No. Send to MS SQL writes empty strings instead of NULL. If your column needs true NULL, write the row, then run an UPDATE ... SET column = NULL WHERE column = '' on the database side, or handle the conversion with a trigger.

Does Parabola support Azure SQL and on-prem SQL Server?

Yes. The Pull and Send steps work against any reachable MS SQL endpoint, including Azure SQL Database, Azure SQL Managed Instance, and self-hosted SQL Server. Make sure inbound traffic from Parabola’s IPs is allowed.

How do I send only changed rows to MS SQL?

Use the Upsert operation with a primary key, or filter rows in Parabola to only the changed records before the Send step. Many teams pull a snapshot of the destination, diff it against the new data, and only send rows that differ.

Why does the step skip some rows instead of failing?

Send to MS SQL is designed not to halt on a single bad row. It logs the error, skips the row, and continues. The step ends in a failure state if any row was skipped, with the errors visible in the run log so you can fix and re-run.

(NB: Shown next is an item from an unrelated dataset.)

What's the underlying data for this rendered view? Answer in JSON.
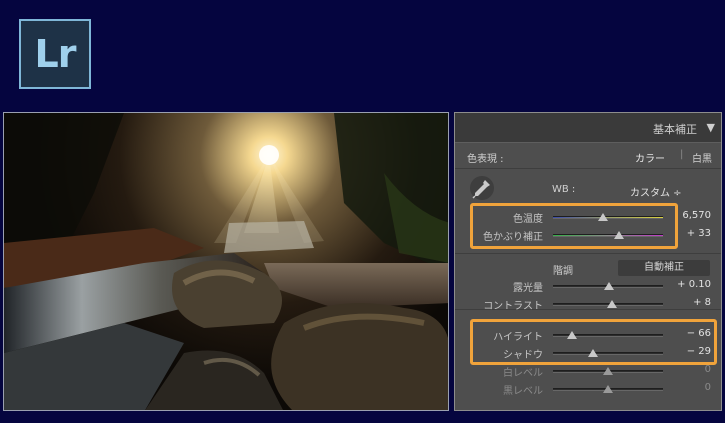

Can I call a stored procedure?

The Pull from MS SQL step expects a single SELECT query. Wrap stored-procedure logic in a view or scalar/inline table-valued function, then query the view, or call the procedure on a scheduled job in MS SQL and have Parabola read the resulting table.
With MS SQL and Parabola connected, the queries your team runs by hand every week, the spreadsheets exported off Power BI for finance, and the manual writebacks into operational tables all become flows that run on a schedule.